Just before halftime, Anderson County took the lead. Senior Wesley Ruehrwein hit a 28-yard field goal to put the Bearcats up 10-7.
Highlands tried attacking the Bearcat defense near the sidelines after seeing teams like Grant County on film have some success with it. Cramer completed 12-of-22 passes for 155 yards and a touchdown with two interceptions.
Highlands senior running back Cooper Schwalbach led the way there with four catches for 56 yards in the flats. Senior Austin King hauled in three catches for 34 yards with senior Nate Roberts and Houze going for two each. Roberts had 34 yards receiving and Houze had 32.
"I was really pumped that we found a way to win this game," said Zach Deaton, Highlands Offensive Coordinator. "The kids found a way to win this game with a lot of things going on throughout the game. That is a testament to the type of team we have and the kids we have."
The Bluebirds had to resort to the running game after Anderson County took away the deep routes and the Highlands offensive line blocked enough to create creases allowing the Bluebirds to gain 22 first downs compared to 17 for Anderson County. Cooper Schwalbach led the way rushing for 110 yards on 23 carries for an average of about 4.8 per carry and sophomore running back Joe Buten had 64 yards on 10 carries for an average of 6.4 per carry.
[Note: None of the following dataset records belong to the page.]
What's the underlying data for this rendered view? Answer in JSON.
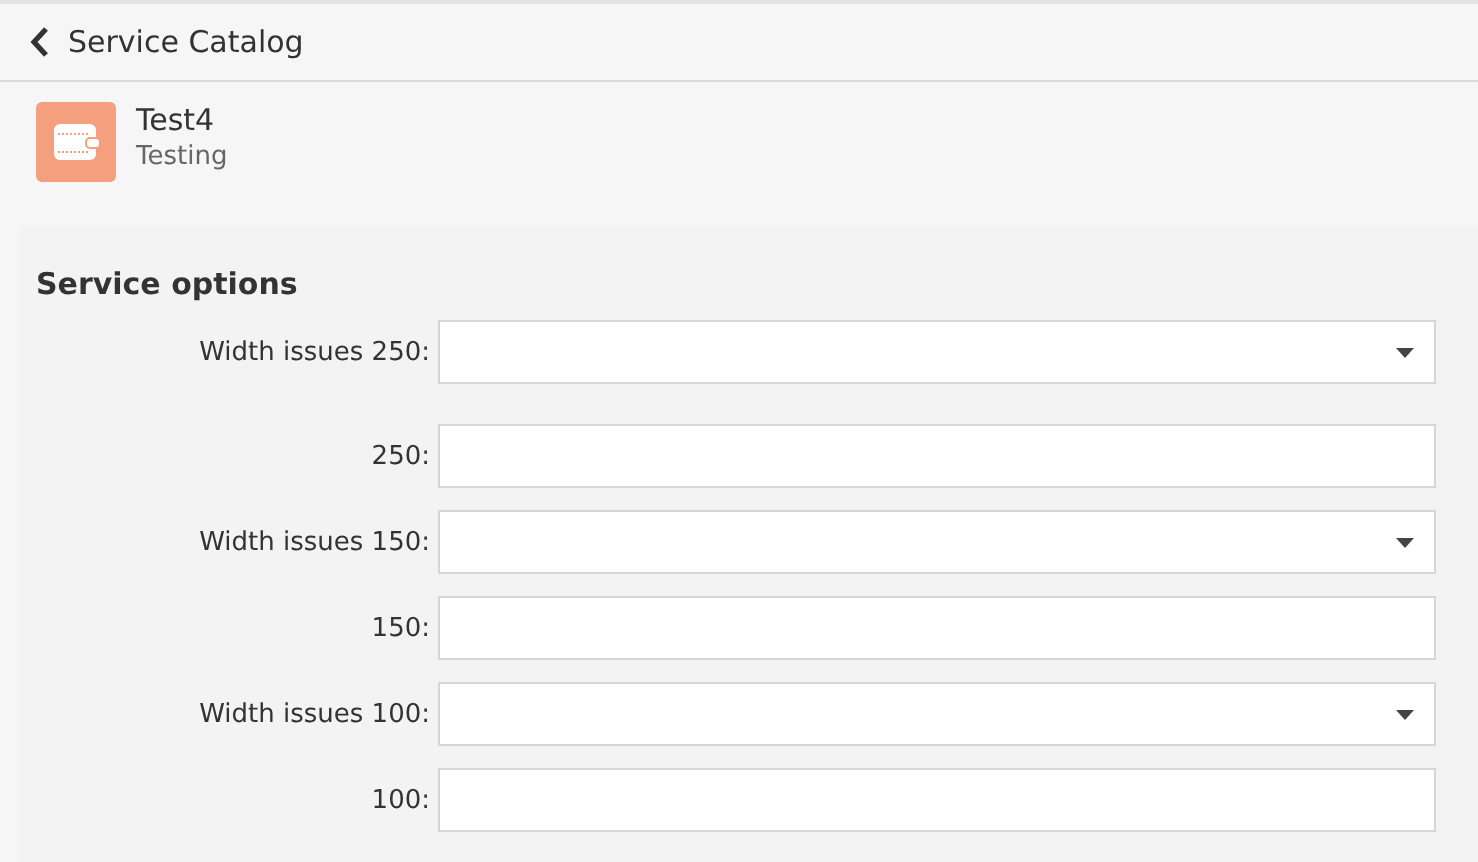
{
  "header": {
    "back_label": "Service Catalog"
  },
  "service": {
    "name": "Test4",
    "category": "Testing"
  },
  "section": {
    "title": "Service options"
  },
  "fields": [
    {
      "kind": "select",
      "label": "Width issues 250:"
    },
    {
      "kind": "text",
      "label": "250:"
    },
    {
      "kind": "select",
      "label": "Width issues 150:"
    },
    {
      "kind": "text",
      "label": "150:"
    },
    {
      "kind": "select",
      "label": "Width issues 100:"
    },
    {
      "kind": "text",
      "label": "100:"
    }
  ]
}
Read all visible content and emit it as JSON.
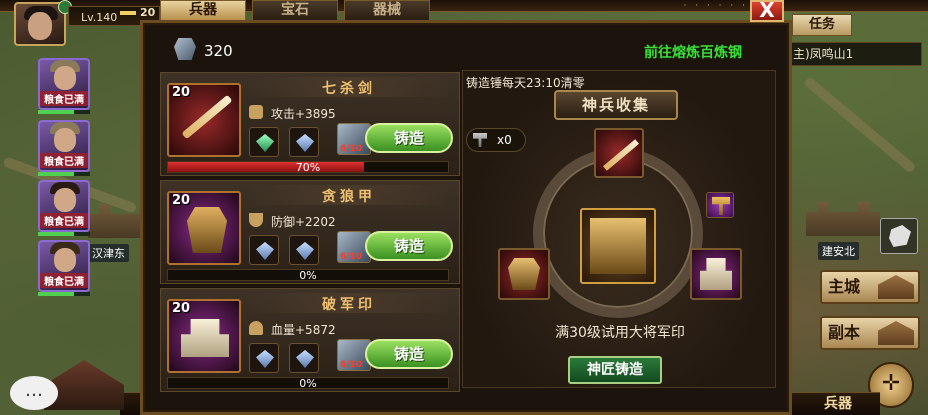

"It was just so crucial for us to do our jobs and make sure that we controlled the game and just control ourselves because you really can't worry about anyone else but yourself," said Trent Johnson, Highlands senior offensive lineman. "If you do your job and you trust the guy next to you to do his job, everything will be fine."
Highlands moved to 3-0 all-time against Anderson County. The Bluebirds also beat the Bearcats in the first round of the playoffs in 2002 (56-0) and 1999 (68-14).